伝説の彫金師ヒロタカに泣いてアクセサリーの依頼をしてくる日もそう遠くないと・・・
「じゃあエントリーしますか」
「おぅいつでもええぞ!」
「僕も大丈夫」
「ワタシもいいでするよ」
「あっ!パーティー募集してみるか?」
上杉が思い出した様に提案してきた。
「パーティー募集とコンテンツファインダーからエントリーするのって何が違うねん?」
「コンテンツファインダー、CFって言われてるやつは、そのコンテンツに参加したい人おるやろ
その参加したい人の中からランダムでパーティーが組まれる訳よ。

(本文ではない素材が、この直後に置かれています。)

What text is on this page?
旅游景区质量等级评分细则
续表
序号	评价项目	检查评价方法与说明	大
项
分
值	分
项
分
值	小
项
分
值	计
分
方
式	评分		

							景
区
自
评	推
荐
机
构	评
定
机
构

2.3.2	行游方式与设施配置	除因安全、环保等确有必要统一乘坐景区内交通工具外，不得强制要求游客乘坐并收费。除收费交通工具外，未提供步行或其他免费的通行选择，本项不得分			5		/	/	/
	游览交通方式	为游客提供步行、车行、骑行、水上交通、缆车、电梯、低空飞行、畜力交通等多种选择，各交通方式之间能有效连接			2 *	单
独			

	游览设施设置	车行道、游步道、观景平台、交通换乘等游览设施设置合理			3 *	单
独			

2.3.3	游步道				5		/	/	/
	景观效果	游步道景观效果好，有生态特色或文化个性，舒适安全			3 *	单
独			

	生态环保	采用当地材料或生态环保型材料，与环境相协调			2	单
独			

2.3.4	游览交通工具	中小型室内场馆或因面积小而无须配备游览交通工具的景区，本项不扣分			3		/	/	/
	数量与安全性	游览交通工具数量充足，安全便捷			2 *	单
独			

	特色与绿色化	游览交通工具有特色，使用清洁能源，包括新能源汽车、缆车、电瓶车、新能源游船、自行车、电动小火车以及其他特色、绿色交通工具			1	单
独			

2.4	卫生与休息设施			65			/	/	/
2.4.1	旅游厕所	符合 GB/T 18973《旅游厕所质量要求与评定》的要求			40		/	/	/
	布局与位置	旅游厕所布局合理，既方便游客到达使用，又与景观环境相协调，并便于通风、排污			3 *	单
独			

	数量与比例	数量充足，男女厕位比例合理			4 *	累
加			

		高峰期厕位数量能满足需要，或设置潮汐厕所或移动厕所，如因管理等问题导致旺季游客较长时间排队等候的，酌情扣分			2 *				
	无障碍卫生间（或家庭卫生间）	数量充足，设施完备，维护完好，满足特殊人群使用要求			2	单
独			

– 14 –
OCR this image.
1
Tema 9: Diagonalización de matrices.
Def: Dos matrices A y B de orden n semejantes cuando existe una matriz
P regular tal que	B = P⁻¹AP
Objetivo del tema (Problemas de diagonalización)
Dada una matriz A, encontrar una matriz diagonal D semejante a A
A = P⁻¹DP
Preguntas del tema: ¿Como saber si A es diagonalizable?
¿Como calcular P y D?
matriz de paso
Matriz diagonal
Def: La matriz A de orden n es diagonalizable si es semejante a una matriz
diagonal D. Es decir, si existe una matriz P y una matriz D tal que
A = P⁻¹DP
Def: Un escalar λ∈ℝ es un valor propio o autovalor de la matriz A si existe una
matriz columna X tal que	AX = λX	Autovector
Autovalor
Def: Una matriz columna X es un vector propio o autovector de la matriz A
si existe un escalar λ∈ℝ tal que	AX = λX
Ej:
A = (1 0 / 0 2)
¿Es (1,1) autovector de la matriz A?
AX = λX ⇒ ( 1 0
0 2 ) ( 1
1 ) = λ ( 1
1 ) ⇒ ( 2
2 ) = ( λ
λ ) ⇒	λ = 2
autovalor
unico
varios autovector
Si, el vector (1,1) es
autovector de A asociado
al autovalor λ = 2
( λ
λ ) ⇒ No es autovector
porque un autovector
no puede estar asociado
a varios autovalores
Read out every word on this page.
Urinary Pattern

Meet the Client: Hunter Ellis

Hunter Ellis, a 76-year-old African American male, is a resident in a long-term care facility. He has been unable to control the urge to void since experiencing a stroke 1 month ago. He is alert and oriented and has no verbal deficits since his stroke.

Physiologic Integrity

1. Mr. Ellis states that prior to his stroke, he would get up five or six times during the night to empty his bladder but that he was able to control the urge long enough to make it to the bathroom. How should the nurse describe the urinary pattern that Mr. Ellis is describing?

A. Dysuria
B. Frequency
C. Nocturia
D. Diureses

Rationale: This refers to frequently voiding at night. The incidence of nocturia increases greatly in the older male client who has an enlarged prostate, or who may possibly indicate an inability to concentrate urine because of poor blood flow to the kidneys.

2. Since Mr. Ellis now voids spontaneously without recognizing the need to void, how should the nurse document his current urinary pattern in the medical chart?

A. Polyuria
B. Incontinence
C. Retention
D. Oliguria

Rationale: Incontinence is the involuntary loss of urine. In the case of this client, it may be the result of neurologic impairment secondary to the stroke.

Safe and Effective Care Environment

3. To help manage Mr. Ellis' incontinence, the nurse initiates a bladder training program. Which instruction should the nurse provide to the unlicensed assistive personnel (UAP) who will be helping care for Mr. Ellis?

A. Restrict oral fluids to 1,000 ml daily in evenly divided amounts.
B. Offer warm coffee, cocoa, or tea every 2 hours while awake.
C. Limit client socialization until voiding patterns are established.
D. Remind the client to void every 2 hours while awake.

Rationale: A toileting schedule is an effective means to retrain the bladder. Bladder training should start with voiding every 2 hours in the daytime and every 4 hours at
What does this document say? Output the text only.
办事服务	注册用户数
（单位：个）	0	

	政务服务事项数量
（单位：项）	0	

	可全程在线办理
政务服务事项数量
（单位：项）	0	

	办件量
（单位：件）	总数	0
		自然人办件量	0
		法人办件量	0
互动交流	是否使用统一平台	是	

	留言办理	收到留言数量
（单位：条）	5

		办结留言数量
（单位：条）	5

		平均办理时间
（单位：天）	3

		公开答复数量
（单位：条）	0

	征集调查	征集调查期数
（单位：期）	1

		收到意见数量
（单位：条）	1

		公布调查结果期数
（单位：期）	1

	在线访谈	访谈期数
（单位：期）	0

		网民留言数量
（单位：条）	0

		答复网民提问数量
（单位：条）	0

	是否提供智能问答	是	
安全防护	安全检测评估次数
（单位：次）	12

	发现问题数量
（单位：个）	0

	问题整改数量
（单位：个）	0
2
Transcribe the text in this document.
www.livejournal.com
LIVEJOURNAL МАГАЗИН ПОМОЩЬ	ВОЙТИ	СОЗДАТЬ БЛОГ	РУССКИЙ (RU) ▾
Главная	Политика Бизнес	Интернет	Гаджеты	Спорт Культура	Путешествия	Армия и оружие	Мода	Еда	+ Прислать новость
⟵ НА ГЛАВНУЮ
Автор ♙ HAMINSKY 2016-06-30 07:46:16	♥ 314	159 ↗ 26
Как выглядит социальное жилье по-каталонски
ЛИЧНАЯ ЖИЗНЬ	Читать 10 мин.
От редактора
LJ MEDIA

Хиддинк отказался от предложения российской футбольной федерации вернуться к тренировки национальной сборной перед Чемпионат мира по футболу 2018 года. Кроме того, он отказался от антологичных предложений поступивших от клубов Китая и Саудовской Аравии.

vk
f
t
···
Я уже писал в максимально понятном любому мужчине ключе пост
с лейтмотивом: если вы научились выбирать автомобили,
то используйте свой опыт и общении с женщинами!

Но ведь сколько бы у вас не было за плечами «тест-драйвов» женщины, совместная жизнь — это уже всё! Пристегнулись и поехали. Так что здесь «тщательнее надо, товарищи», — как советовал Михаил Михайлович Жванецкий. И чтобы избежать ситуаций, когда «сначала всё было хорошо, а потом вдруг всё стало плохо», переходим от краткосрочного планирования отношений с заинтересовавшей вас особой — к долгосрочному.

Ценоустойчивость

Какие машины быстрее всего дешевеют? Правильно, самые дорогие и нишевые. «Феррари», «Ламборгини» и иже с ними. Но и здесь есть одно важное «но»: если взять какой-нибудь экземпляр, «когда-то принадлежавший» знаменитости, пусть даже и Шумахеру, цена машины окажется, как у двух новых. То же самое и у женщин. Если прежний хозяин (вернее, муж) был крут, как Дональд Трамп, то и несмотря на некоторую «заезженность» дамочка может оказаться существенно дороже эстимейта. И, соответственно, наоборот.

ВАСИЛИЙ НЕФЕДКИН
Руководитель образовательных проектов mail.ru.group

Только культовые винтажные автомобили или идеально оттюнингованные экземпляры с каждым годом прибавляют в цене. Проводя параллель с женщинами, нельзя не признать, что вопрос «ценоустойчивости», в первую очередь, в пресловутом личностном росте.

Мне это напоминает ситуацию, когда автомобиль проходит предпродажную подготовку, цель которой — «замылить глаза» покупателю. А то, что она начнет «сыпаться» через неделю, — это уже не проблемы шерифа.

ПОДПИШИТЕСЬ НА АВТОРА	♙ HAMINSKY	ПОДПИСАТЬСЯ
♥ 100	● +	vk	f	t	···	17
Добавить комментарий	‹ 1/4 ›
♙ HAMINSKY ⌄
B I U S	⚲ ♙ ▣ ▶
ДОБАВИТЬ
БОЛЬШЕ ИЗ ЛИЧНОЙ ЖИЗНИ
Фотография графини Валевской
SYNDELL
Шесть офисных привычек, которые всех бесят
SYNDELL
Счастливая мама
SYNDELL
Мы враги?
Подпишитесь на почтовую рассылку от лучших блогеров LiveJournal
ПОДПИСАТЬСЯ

ほんでパーティー募集は
このコンテンツ行きたいんですけど誰かいませんかー?って言うてそれに人が集まってくる感じよ」
「CFってコンテンツファインダーの略だったんでするなー」
「ハルさん知らんかった?」
「うん、知らんかったでする!」
「ちなみにCFのメンバーは吉田さんが選んでるらしいぞ」
「えーーーそうなんでするかぁ!?」
「うそつけっ!そんな面倒クサイ事をプロデューサーがする訳ないやろがっ!」
「上杉氏、騙したでするなー」
「まさか信じるとは思わんかったわww」
俺達がやり取りしてる間に文孝がさっそくパーティー募集を作っていた。
「上杉、こんなんでいい?」
「ん?どれどれ・・・」
<初めてです。予習はしていないです。タンクさんも初めてなので皆さんに迷惑かけてしまうと思いますがそれでも大丈夫という人ヨロシクお願いします>
「いいんじゃなーい文孝。ハルさんも初見って伝えてるし」
「フミ君ありがとでする♪」
「後は参加してくれる人を待つだけやな」
「しかし今日のダンジョンって言いにくいよな。カストリム、メ・・メリ、メリディアヌム?」
「兄ちゃん言えてないw」
「言えるかコレ?」
「言えまてん♪」
「言えるやろー カストリムメリディアム!」
「上杉、ヌが抜けてるで。メリディアヌムやで」
「ダンジョン名ややこしい説」で盛り上がって?いるとポツリポツリと参加者が集まってくる。
<ヨロシクお願いしまーす>
<頑張りましょー>
<ゆっくり行きましょー>
初見に優しいコメントがチャットログに流れる。
ラスト1人。残るロールはタンク!
<ヨロシクお願いいたします。タンクさんは初見さんですか?>
コメントと共にタンクさん参加。
上杉が素早くコメントを返す。
<そうです。タンク初見です>
<了解致しました。ではワタクシがメインタンクを>
<助かります。ヨロシクお願いします>
「よーーしいくぜーカストリムなんやらに!」
「なんやらー♪」
画面の中心に8人!開始早々にいつもよりも断然に多い敵の数が見える。
少し躊躇したのも束の間、画面が暗転。
スグに画面は元に戻るが今まで見た事のない雑魚敵の数に少し驚いた。
「おいおいおい、コレどないすんねん!?」
「タンクさんが引き連れて進んで行ってるからとりあえずついていく!」
「何かごちゃごちゃしてて見にくいー」
「ワタシはどうすればいいですかぁー」
「とりあえずタンクさんが立ち止まるまでついて行こう」
「ワタシもタンクでするよーー」
しっかりとスタンスをつけて、メインタンクさんと並走するハルさん。
上杉、俺、文孝は最後尾を走る。
「うわぁ敵と味方と入り乱れて訳わからんぞ」
「なんか凄いねココ・・・」
さすがクライマックス感を出してきただけあるな。